How do students come to Jesus in today's postmodern culture? Not by a mechanical, linear formula of cookie-cutter conversions. Nor by aimless spiritual wandering that never requires decision or commitment.
Over the last decade, Don Everts and Doug Schaupp have listened to the stories of two thousand postmodern people who have come to follow Jesus. While their stories are diverse and varied, certain common themes emerge. Postmodern evangelism is a mysterious and organic process that nevertheless goes through discernible phases. People cross thresholds from:
- Distrust to trust
- Apathetic to curious
- Closed to open
- Meandering to seeking
- Lost to saved
Rick Mattson, an apologetics specialist with InterVarsity, is a huge fan of I Once Was Lost: “This is the evangelism book I recommend most as I visit campuses around the country. It’s a great book about the incremental journey that many postmodern people take on their way to faith in Jesus.”
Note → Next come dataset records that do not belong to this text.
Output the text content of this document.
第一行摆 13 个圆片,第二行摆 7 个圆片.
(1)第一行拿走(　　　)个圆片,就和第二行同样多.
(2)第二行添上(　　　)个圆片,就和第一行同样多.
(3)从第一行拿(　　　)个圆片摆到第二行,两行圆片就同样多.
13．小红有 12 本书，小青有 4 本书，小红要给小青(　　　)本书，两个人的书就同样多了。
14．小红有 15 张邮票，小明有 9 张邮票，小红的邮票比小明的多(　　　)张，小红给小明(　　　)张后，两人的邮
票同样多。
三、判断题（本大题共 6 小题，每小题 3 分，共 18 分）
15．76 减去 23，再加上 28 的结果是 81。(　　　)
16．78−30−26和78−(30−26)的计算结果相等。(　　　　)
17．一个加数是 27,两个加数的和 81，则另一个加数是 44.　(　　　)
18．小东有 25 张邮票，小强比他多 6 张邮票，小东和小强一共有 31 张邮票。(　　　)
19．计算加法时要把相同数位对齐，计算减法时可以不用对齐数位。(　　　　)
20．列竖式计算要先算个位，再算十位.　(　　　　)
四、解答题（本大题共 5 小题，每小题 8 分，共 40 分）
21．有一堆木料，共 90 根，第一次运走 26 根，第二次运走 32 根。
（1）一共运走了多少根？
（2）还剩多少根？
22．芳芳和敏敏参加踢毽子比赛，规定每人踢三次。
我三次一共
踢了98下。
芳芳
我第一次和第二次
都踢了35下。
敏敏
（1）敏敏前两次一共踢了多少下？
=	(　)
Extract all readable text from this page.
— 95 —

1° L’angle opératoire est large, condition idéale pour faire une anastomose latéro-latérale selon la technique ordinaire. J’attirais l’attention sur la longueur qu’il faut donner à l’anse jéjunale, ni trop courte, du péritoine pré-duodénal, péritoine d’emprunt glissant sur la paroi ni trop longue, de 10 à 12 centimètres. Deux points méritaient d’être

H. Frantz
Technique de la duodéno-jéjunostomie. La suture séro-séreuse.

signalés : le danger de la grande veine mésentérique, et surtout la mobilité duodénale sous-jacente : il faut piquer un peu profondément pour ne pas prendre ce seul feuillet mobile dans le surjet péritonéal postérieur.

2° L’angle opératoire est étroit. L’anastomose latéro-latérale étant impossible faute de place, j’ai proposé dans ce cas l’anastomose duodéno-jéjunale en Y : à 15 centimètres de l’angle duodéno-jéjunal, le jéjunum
Students agree. One InterVarsity student leader found this book to be a “great tool to use to see where friends are at and how to best approach reaching out to them.”
Rachel, a student leader in Michigan, learned a lot from the book: "I realized that it's not accurate to categorize my friends as 'saved' and 'unsaved.' It's not that simple. If I believe that Jesus is constantly pursuing those who don't yet know him, how I engage my friends with the gospel should reflect that reality. At different stages in their journey, people need different things and have different questions. Through this book, I learned how to serve and love my friends well as I introduce them to Jesus."
In I Once Was Lost, Everts and Schaupp describe the factors that influence how people shift in their perspectives and ultimately become open to the gospel. They provide practical tools to help people enter the kingdom, as well as guidelines for how new believers can live out their Christian faith.